Ms. Smirt cried out and once again fell to the floor and scooted back under the seat.

Puck turned to Sabrina. “What is she doing down there?”

“Hiding, I guess.”

Puck leaned down and poked his head under the seat. “I found you.”

Ms. Smirt shrieked.

Puck lifted himself to his full height and laughed. “She’s fun.” He leaned back down and she screamed again. “I could do this all day. Can I keep her?”

Daphne shook her head. “You know the plan.”

Puck frowned. “Fine!” he snapped, then dragged the caseworker out from under the seat and to her feet.

Daphne stepped up to the trembling woman. “Ms. Smirt, I have something to say to you.”

Smirt said nothing and seemed unable to take her eyes off Puck and his wings.

“We are not going back to the orphanage. Not now, not ever. We are not going back to any foster parent, either. Our family is in Ferryport Landing and we’re staying. You are never going to come back to this town. You are never going to bother us again. This is good-bye, Ms. Smirt.”

“Right after the merciless kicking, right?” Puck said. “We talked about the kicking.”

“I vetoed the kicking, remember?” Daphne said.

Puck scowled.

Just then, the train’s conductor came over the speaker system. “Next stop is Poughkeepsie, folks.
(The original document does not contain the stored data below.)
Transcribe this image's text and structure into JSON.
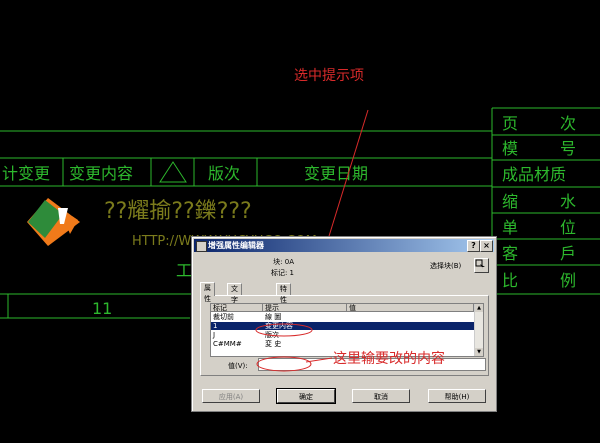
{
  "drawing": {
    "title_block_left": [
      "计变更",
      "变更内容",
      "版次",
      "变更日期"
    ],
    "title_block_right": [
      {
        "a": "页",
        "b": "次"
      },
      {
        "a": "模",
        "b": "号"
      },
      {
        "a": "成品材质",
        "b": ""
      },
      {
        "a": "缩",
        "b": "水"
      },
      {
        "a": "单",
        "b": "位"
      },
      {
        "a": "客",
        "b": "戶"
      },
      {
        "a": "比",
        "b": "例"
      }
    ],
    "company_name": "??耀揄??鑠???",
    "company_url": "HTTP://WWW.YUCYUCO.COM",
    "company_partial": "工",
    "row_number": "11"
  },
  "annotations": {
    "select_hint": "选中提示项",
    "edit_hint": "这里输要改的内容"
  },
  "dialog": {
    "title": "增强属性编辑器",
    "block_label": "块: 0A",
    "tag_label": "标记: 1",
    "select_block": "选择块(B)",
    "tabs": [
      "属性",
      "文字选项",
      "特性"
    ],
    "columns": [
      "标记",
      "提示",
      "值"
    ],
    "rows": [
      {
        "tag": "裁切前",
        "prompt": "線 圖",
        "value": ""
      },
      {
        "tag": "1",
        "prompt": "变更内容",
        "value": ""
      },
      {
        "tag": "J",
        "prompt": "版次",
        "value": ""
      },
      {
        "tag": "C#MM#",
        "prompt": "変 史",
        "value": ""
      }
    ],
    "value_label": "值(V):",
    "value_text": "",
    "buttons": {
      "apply": "应用(A)",
      "ok": "确定",
      "cancel": "取消",
      "help": "帮助(H)"
    }
  },
  "colors": {
    "line": "#2db82d",
    "annotation": "#d82a2a",
    "selection": "#0a246a"
  }
}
Next stop, Poughkeepsie.”

Suddenly, Puck’s face fell and his ever-present mischievous grin melted. “Uh-oh.”

“What’s
uh-oh
?” Sabrina cried, looking around. Every time she heard “uh-oh” something bad happened. It usually involved running from monsters or giants.

“The barrier,” Puck shouted as he spun around and ran in the opposite direction of the train’s rolling. “I forgot about the barrier!”

“Uh-oh,” the girls said in unison. No Everafters could pass through the barrier, and so when the train passed through it Puck was sent sailing down the aisle. He flailed helplessly.

“How do you stop this thing?” Puck cried as he was pushed by the invisible force.

Sabrina remembered the emergency brake cord hanging on the wall. She ran to it and yanked the handle as hard as she could. Brakes screamed, and the train whiplashed as it decelerated rapidly. Unfortunately, it wasn’t slowing down quickly enough, and Puck was fast approaching the steel door at the end of the train car. There was no way the train would stop before he slammed into it.

Puck flopped about like a fish in the bottom of a boat. Sabrina knew what he was trying to do. If he could spin around he could trigger a metamorphosis. Besides flying, he had the ability to change his body into animals and a number of inanimate objects. Usually he changed into things that would annoy Sabrina, like a three-legged chair or a skunk, but from time to time he could transform into something useful. Sabrina could do nothing but watch his awkward effort and cheer when he finally succeeded. His arms and legs shrank to thick, treelike stumps. His body plumped up hundreds of pounds and his skin hardened into a gray armor. A hairy horn erupted from the top of his head. In a matter of moments, Puck was no longer an annoying boy in desperate need of a soapy bath, but a full-size rhinoceros. He lowered his head and his diamond-hard horn plowed into the train door, blasting it off its hinges and causing a great commotion in Sabrina’s eardrums.